Confusion over virtual functions and derived classes

Question

I am trying to understand the following bit of code:

#include<iostream>
using namespace std;
class Base {
    public:
        virtual void f(float) { cout << "Base::f(float)\n"; }
};
class Derived : public Base {
    public:
        virtual void f(int) { cout << "Derived::f(int)\n"; }
};
int main() {
    Derived *d = new Derived();
    Base *b = d;
    d->f(3.14F);
    b->f(3.14F);
}

This prints

Derived::f(int)
Base::f(float)

And I am not sure why exactly.

The first call d->f(3.14F) calls the function f in Derived. I'm not 100% sure why. I had a look at this (http://en.cppreference.com/w/cpp/language/implicit_cast) which says:

A prvalue of floating-point type can be converted to prvalue of any integer type. The fractional part is truncated, that is, the fractional part is discarded. If the value can not fit into the destination type, the behavior is undefined

Which to me says you can't do this since a float does not fit into an int. Why is this implicit conversion allowed?

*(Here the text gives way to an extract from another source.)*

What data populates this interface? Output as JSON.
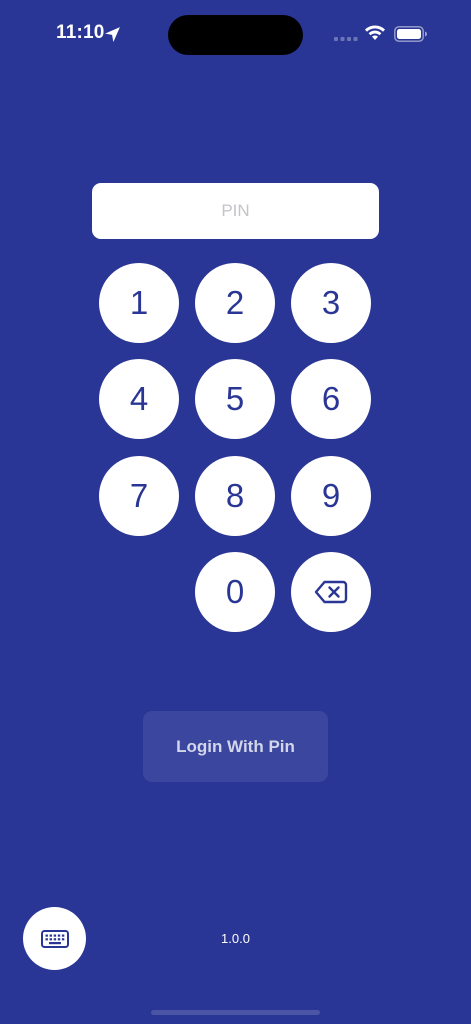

Secondly, even if I just accept the above as being OK, the 2nd call to b->f(3.14F) doesnt make sense. b->f(3.14F) is calling a virtual function f, so this is dynamically resolved to call the f() associated with the dynamic type of the object pointed to by b, which is a Derived object. Since we are allowed to convert 3.14F into an int, because the first function call indicates that this is legal, this (to my understanding) should call the Derived::f(int) function again. Yet it calls the function in the Base class. So why is this?

edit: here's how I figured it out and explained it to myself.

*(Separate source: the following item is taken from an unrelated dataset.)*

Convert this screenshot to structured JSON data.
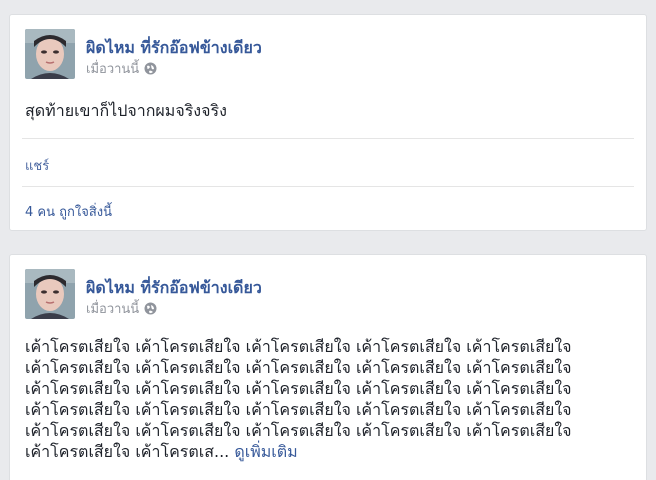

b is a pointer to a Base object, therefore we can only use b to access members of a Base object, even if b really points to some Derived object (this is standard OO/inheritance stuff).

The only exception to this rule is when a member function of Base is declared as virtual. In such a case, a Derived object may override this function, providing another implementation by using the exact same signature. If this occurs, then this Derived implementation will be called at run time even if we happen to be accessing the member function through the pointer to a Base object.

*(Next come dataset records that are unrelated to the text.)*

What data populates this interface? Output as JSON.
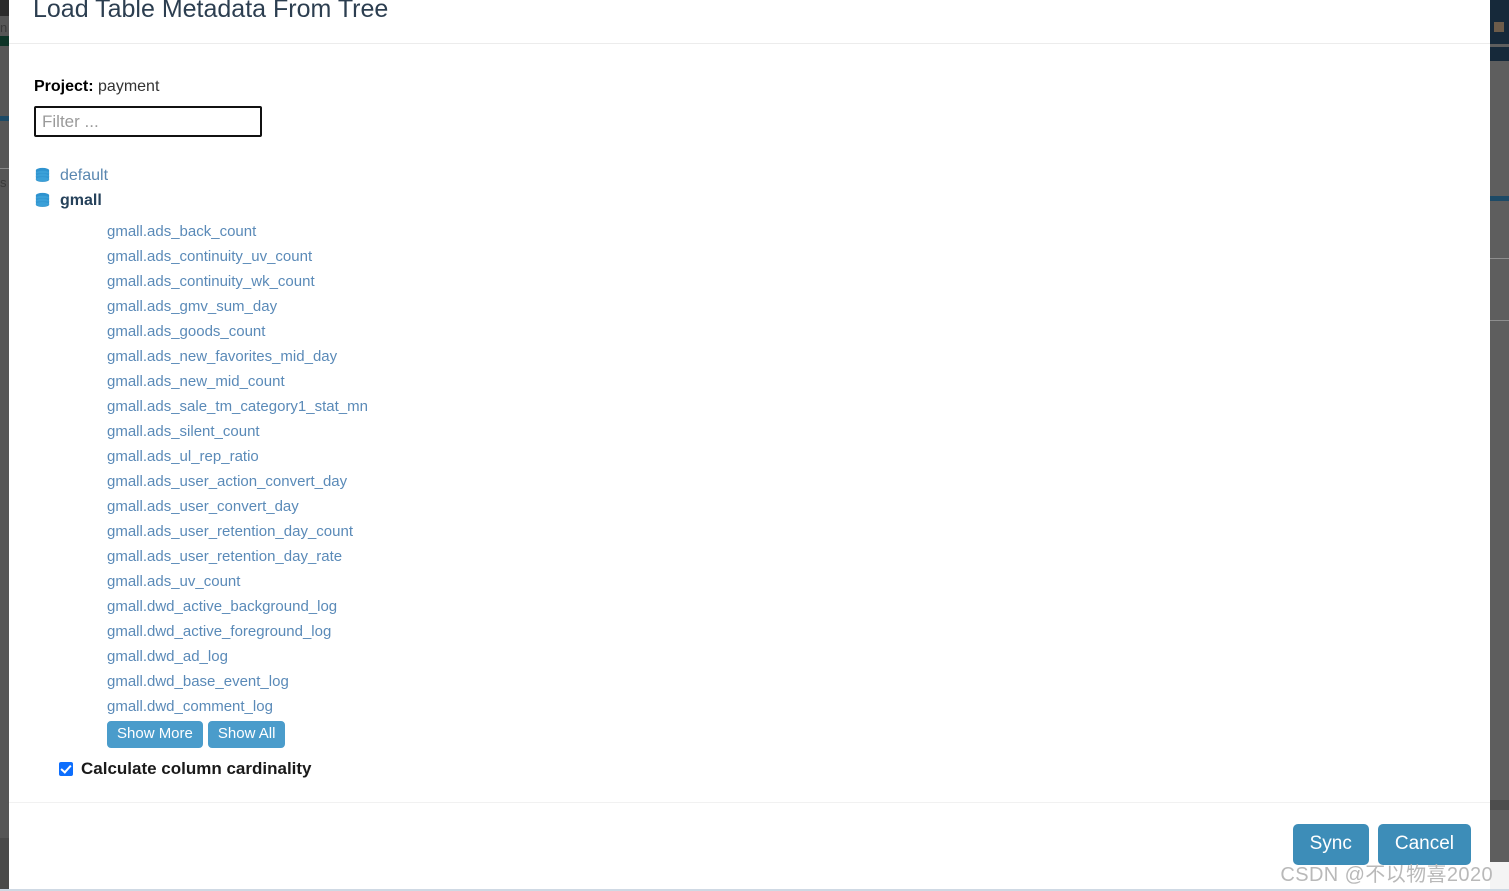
{
  "modal": {
    "title": "Load Table Metadata From Tree",
    "project_label": "Project:",
    "project_value": "payment",
    "filter_placeholder": "Filter ...",
    "filter_value": ""
  },
  "tree": {
    "databases": [
      {
        "name": "default",
        "icon": "database-icon",
        "selected": false
      },
      {
        "name": "gmall",
        "icon": "database-icon",
        "selected": true
      }
    ],
    "tables": [
      "gmall.ads_back_count",
      "gmall.ads_continuity_uv_count",
      "gmall.ads_continuity_wk_count",
      "gmall.ads_gmv_sum_day",
      "gmall.ads_goods_count",
      "gmall.ads_new_favorites_mid_day",
      "gmall.ads_new_mid_count",
      "gmall.ads_sale_tm_category1_stat_mn",
      "gmall.ads_silent_count",
      "gmall.ads_ul_rep_ratio",
      "gmall.ads_user_action_convert_day",
      "gmall.ads_user_convert_day",
      "gmall.ads_user_retention_day_count",
      "gmall.ads_user_retention_day_rate",
      "gmall.ads_uv_count",
      "gmall.dwd_active_background_log",
      "gmall.dwd_active_foreground_log",
      "gmall.dwd_ad_log",
      "gmall.dwd_base_event_log",
      "gmall.dwd_comment_log"
    ],
    "show_more_label": "Show More",
    "show_all_label": "Show All"
  },
  "options": {
    "cardinality_label": "Calculate column cardinality",
    "cardinality_checked": true
  },
  "footer": {
    "sync_label": "Sync",
    "cancel_label": "Cancel"
  },
  "watermark": {
    "text": "CSDN @不以物喜2020"
  },
  "backdrop": {
    "left_glyph_1": "n",
    "left_glyph_2": "s"
  },
  "colors": {
    "accent_blue": "#4a9ccb",
    "footer_blue": "#3d8db8",
    "link_blue": "#5a8ab8",
    "db_icon_blue": "#2a8ac4",
    "checkbox_blue": "#0d6efd",
    "title_text": "#2c3e50"
  }
}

Now, in the snippet of code above, we do not have any overriding taking place because the signatures of B::f and D::f are different (one is a float, the other an int). So when we call b->f(3.14F), the only function that is considered is the original B::f, which is what is called.

Answer 1

Easy way to think about hiding is as follows - look at the line d->f(3.14F); from the example:

1. First step for compiler is to choose a class name. Member function name f is used to do this. No parameter types is used. Derived is chosen.
2. Next step for compiler is to choose a member function from that class. Parameter types are used. void Derived::f(int); is the only matching function with correct name and parameters from class Derived.
3. Narrowing type conversion from float to int is happening.

Answer 2

The two function have different signatures, so f in derived does not override the virtual function in base. Just because the types int and float can be implicitly cast does not have an effect here.

virtual void f(float) { cout << "Base::f(float)\n"; }
virtual void f(int) { cout << "Derived::f(int)\n"; }

A clue to what is happening can been seen with the new override keyword in C++11, this is very effective at reducing these sort of bugs.

virtual void f(int) override { cout << "Derived::f(int)\n"; }

from which gcc produces the error:

virtual void Derived::f(int)’ marked override, but does not override

clang

error: 'f' marked 'override' but does not override any member functions

http://en.cppreference.com/w/cpp/language/override

EDIT:

for your second point, you can actually expose the float overload from base in derived which exposes an implicitly compatible member function. like so:

class Derived : public Base {
public:
    using Base::f;
    virtual void f(int) { cout << "Derived::f(int)\n"; }
};

Now passing a float to member function f binds closer to the function defined in the base and produces:

Base::f(float)
Base::f(float)

Answer 3

As the argument types of these two functions differ, the one in Derived class does not actually override the one from the Base. Instead Derived::f hides Base::f (don't have the standard with me at the moment, so I can't quote the chapter).

This means that when you call d->f(3.14f), the compiler doesn't even consider B::f. It resolves the call to D::f. However, when you call b->f(3.14f), the only version which compiler can choose is B::f as D::f doesn't override it.

Your reading of If the value can not fit into the destination type, the behavior is undefined is wrong. It says value not type. So value 3.0f does fit into int, but 3e11 doesn't. In the latter case, the behavior is undefined. The first part of your quote, A prvalue of floating-point type can be converted to prvalue of any integer type. explains why d->f(3.14f) is resolved to D::f(int) - float indeed can be converted to integer type.